Again, these features are primarily
of interest to corporate IS folks rather than individual users. But
if wakeup functions are important to you, you can buy a motherboard
that supports "wake-on" on some or
all of the following: LAN activity; modem ring-in; keyboard/mouse
activity; and real-time clock.
Older-style motherboards are
configured mostly by setting jumpers. Recent motherboards use fewer
(or no) jumpers, depending instead on CMOS Setup to configure
motherboard settings. A board that uses CMOS Setup is marginally
easier to configure than one that uses jumpers.
Any motherboard supports booting
from the hard drive or a floppy drive. Most motherboards also support
booting from El Torito-compliant CD-ROM drives and from
floppy-replacement drives such as the LS-120 or Zip drive. Some
motherboards support booting from the network. If boot support is an
issue for you, make sure the motherboard you buy supports booting
from your preferred device.
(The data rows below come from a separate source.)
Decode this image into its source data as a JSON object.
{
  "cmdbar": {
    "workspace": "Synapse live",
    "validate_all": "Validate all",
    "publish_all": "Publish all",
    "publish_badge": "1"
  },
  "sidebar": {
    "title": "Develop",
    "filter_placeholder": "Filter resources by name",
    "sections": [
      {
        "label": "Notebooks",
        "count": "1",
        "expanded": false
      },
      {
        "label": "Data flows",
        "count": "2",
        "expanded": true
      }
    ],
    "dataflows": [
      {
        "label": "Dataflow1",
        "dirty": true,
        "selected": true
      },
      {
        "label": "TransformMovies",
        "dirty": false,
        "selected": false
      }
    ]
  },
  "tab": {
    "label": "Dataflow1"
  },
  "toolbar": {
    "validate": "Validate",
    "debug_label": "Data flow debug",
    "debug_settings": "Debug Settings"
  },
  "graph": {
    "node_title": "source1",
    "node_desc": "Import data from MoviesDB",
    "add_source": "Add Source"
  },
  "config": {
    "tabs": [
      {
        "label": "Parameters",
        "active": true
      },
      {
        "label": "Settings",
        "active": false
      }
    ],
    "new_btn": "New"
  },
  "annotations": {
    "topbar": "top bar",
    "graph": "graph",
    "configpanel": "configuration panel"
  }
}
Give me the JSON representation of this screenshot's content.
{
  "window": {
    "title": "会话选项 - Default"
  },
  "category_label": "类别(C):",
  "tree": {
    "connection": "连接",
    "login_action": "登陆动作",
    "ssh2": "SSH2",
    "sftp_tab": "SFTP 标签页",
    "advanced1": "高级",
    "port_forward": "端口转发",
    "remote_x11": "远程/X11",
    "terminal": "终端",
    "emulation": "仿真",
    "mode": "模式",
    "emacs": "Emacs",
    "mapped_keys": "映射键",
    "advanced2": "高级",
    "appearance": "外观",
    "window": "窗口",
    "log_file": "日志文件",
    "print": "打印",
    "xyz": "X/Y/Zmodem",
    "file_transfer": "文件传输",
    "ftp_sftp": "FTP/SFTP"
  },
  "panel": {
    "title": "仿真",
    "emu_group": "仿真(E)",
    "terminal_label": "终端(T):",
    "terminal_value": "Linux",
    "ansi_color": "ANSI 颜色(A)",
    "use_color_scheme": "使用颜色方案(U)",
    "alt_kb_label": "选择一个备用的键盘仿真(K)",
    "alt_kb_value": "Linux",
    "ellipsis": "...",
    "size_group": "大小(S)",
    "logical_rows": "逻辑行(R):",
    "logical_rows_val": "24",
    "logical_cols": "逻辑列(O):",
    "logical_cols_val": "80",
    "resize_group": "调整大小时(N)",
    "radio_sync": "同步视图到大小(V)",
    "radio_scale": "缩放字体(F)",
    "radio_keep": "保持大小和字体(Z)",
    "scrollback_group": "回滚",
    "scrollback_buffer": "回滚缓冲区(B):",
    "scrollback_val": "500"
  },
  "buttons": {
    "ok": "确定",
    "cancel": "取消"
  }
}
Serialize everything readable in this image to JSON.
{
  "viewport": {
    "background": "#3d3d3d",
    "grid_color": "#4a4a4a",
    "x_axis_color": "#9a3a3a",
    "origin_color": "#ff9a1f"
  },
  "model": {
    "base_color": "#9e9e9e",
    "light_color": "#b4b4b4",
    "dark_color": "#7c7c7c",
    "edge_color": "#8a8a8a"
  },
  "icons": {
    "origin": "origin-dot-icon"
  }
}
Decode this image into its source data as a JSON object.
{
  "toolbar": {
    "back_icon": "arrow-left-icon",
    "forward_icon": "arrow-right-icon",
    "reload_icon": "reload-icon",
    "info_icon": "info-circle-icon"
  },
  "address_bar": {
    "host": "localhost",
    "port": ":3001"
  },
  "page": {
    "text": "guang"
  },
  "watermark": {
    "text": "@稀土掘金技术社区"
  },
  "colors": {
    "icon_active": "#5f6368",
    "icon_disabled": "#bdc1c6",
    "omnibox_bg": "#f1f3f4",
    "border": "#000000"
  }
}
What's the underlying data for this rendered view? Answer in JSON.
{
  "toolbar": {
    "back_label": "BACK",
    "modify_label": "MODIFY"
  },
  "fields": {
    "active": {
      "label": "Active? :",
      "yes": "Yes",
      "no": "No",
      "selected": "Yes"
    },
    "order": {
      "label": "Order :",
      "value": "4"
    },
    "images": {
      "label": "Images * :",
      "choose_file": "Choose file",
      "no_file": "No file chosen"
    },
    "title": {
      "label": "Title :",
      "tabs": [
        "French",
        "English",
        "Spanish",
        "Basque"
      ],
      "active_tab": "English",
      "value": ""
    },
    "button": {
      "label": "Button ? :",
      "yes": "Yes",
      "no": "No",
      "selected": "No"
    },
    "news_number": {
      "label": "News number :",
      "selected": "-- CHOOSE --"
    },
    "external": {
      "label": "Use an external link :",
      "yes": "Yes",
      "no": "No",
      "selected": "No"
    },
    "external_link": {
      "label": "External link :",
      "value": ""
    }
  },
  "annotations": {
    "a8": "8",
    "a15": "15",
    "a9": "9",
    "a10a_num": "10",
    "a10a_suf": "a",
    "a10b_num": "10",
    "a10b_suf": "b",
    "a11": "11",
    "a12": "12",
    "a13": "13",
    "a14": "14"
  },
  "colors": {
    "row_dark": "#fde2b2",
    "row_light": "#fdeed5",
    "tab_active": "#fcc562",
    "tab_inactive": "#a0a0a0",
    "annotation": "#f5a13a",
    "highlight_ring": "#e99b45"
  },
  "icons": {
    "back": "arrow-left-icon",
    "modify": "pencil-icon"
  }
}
Also make sure that CMOS Setup allows you
to specify a boot sequence that allows you to make your preferred
device the primary boot device.
Motherboards attempt to differentiate themselves by including various
minor features, such as an IRDA port or additional fan power headers
(at least one is needed for the CPU fan, but some motherboards
include two or three power headers to support supplemental fans).